Le béthyle d’Héliogabale

 

Rome, 218 EC.Ere Commune Les citoyens et le sénat sont sous le choc de l’assassinat de Caracalla, empereur en titre, aux marges de l’empire. Profitant de sa ressemblance avec Caracalla, un adolescent de Syrie est acclamé empereur par les légions romaines. Il prendra le nom de Marcus Aurelius Antoninus et son règne ne durera que quatre ans. 

 

Mais la gestion des affaires d’état sera dans les mains de sa mère et de sa grand’mère. L’adolescent ne se soucie pas de régner. Propulsé à l’âge de 14 ans à la tête d’un empire qui couvre la quasi-totalité du monde connu, le nouvel empereur dédaigne le pouvoir temporel. Les historiens nous le présentent comme un être faible et capricieux, grisé par sa toute-puissance. La vérité est ailleurs.

Si ce tout jeune homme est devenu le maître de l’empire Romain, c’est grâce aux femmes. Sa mère et sa grand-mère, surnommées les princesses syriennes, ont utilisé sa ressemblance avec Caracalla, l’empereur assassiné, pour propulser leur pantin à la tête de l’empire.

 Pendant quatre ans, de 218 à 222 EC,Ere Commune ce sont elles qui ont régné sans partage sur l’énorme empire. De son côté, le jeune empereur en titre se livrait à toutes sortes de frasques énormes et de plaisanteries cruelles.

Sans barrière ni limite, il va laisser libre cours à son caractère pervers et maladif.  Malgré tout, sa prodigalité le rend populaire. L’abondance exceptionnelle qui règnait alors à Rome lui permet de cultiver un luxe raffiné, une générosité et un faste qui fascinent ses convives. Tantôt ces derniers repartent riches, emportant les diamants et les perles que l’empereur fait mettre dans les salades, tantôt ils meurent comme des bêtes, victimes d’un plancher qui se dérobe en plein festin.
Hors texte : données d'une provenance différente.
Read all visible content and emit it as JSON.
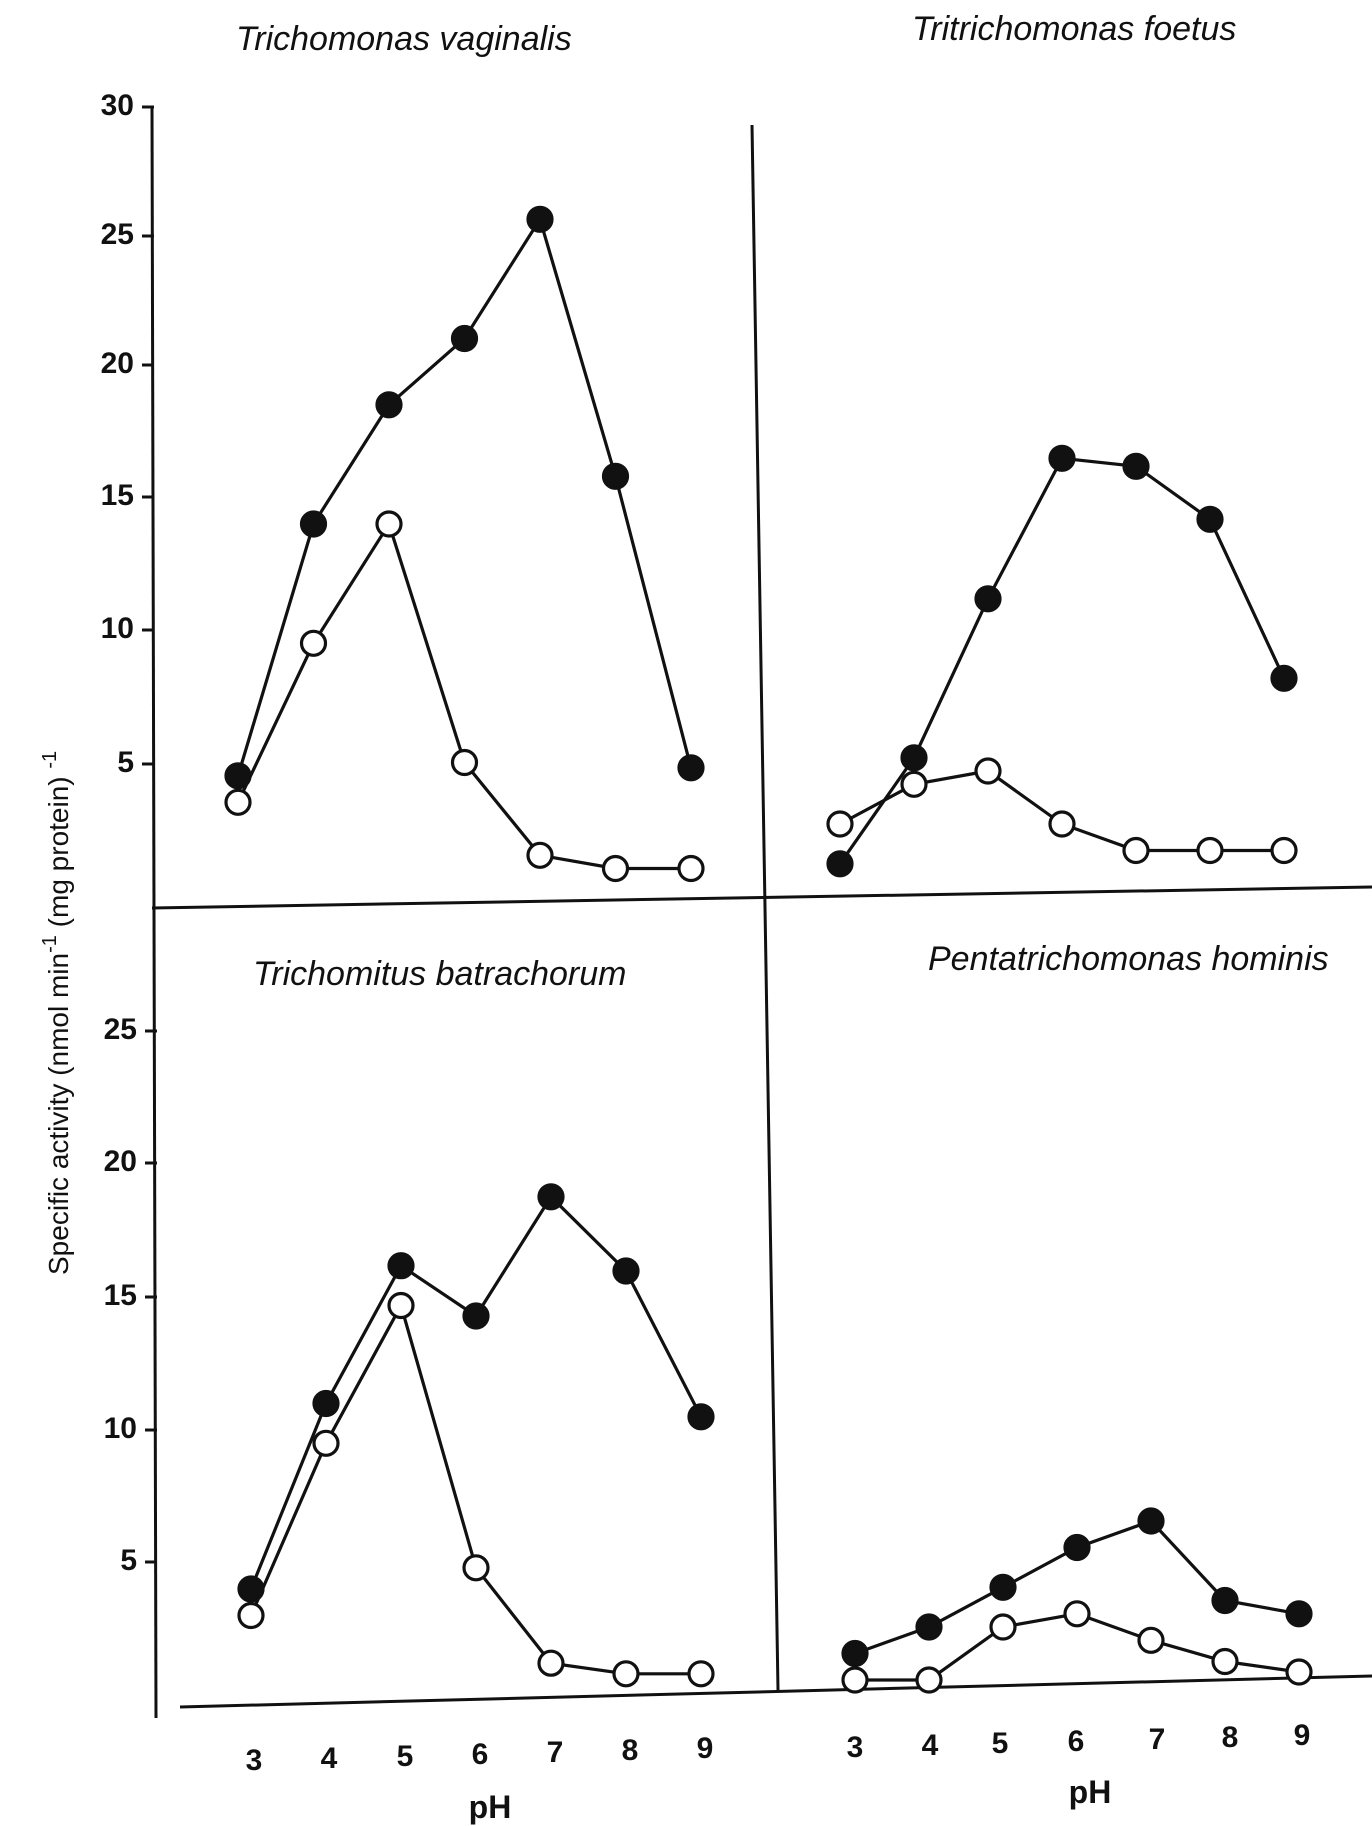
{
  "chart_data": {
    "type": "line",
    "ylabel": "Specific activity (nmol min",
    "ylabel_sup1": "-1",
    "ylabel_mid": " (mg protein) ",
    "ylabel_sup2": "-1",
    "xlabel": "pH",
    "x": [
      3,
      4,
      5,
      6,
      7,
      8,
      9
    ],
    "x_tick_labels": [
      "3",
      "4",
      "5",
      "6",
      "7",
      "8",
      "9"
    ],
    "y_tick_labels_top": [
      "30",
      "25",
      "20",
      "15",
      "10",
      "5"
    ],
    "y_tick_labels_bottom": [
      "25",
      "20",
      "15",
      "10",
      "5"
    ],
    "ylim": [
      0,
      30
    ],
    "marker_styles": [
      "filled circle",
      "open circle"
    ],
    "panels": [
      {
        "title": "Trichomonas vaginalis",
        "series": [
          {
            "marker": "filled",
            "values": [
              4.5,
              14.0,
              18.5,
              21.0,
              25.5,
              15.8,
              4.8
            ]
          },
          {
            "marker": "open",
            "values": [
              3.5,
              9.5,
              14.0,
              5.0,
              1.5,
              1.0,
              1.0
            ]
          }
        ]
      },
      {
        "title": "Tritrichomonas foetus",
        "series": [
          {
            "marker": "filled",
            "values": [
              0.5,
              4.5,
              10.5,
              15.8,
              15.5,
              13.5,
              7.5
            ]
          },
          {
            "marker": "open",
            "values": [
              2.0,
              3.5,
              4.0,
              2.0,
              1.0,
              1.0,
              1.0
            ]
          }
        ]
      },
      {
        "title": "Trichomitus batrachorum",
        "series": [
          {
            "marker": "filled",
            "values": [
              4.0,
              11.0,
              16.2,
              14.3,
              18.8,
              16.0,
              10.5
            ]
          },
          {
            "marker": "open",
            "values": [
              3.0,
              9.5,
              14.7,
              4.8,
              1.2,
              0.8,
              0.8
            ]
          }
        ]
      },
      {
        "title": "Pentatrichomonas hominis",
        "series": [
          {
            "marker": "filled",
            "values": [
              1.0,
              2.0,
              3.5,
              5.0,
              6.0,
              3.0,
              2.5
            ]
          },
          {
            "marker": "open",
            "values": [
              0.0,
              0.0,
              2.0,
              2.5,
              1.5,
              0.7,
              0.3
            ]
          }
        ]
      }
    ]
  }
}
Pourtant il a reçu l’initiation la plus puissante, rarissime pour l’époque comme on va le voir. Mais faute de guides, l’éveil a fait de lui un Bouddha idiot. Cette calamité, hélas, est d’actualité. Nombreux sont les éveillés de naissance qui gaspillent leurs talents faute d’une éducation sacrée dont la science et la tradition se sont perdues ! Eh bien cette dégradation des enseignements traditionnels était déjà présente au temps d’Héliogabale. Comme quoi en terme de décadence nous n’avons rien inventé.

Juste accéléré.

De par son père, Héliogabale était l’héritier d’un culte solaire très ancien, pratiqué dans le temple qui dominait la ville d’Emèse. Ce culte n’était autre qu’une variante du mystère d’Isis, une initiation électro-magnétique par le feu du ciel, c’est à dire la foudre. Le jeune homme allait en devenir le pape, consacré dès l’âge de 13 ans.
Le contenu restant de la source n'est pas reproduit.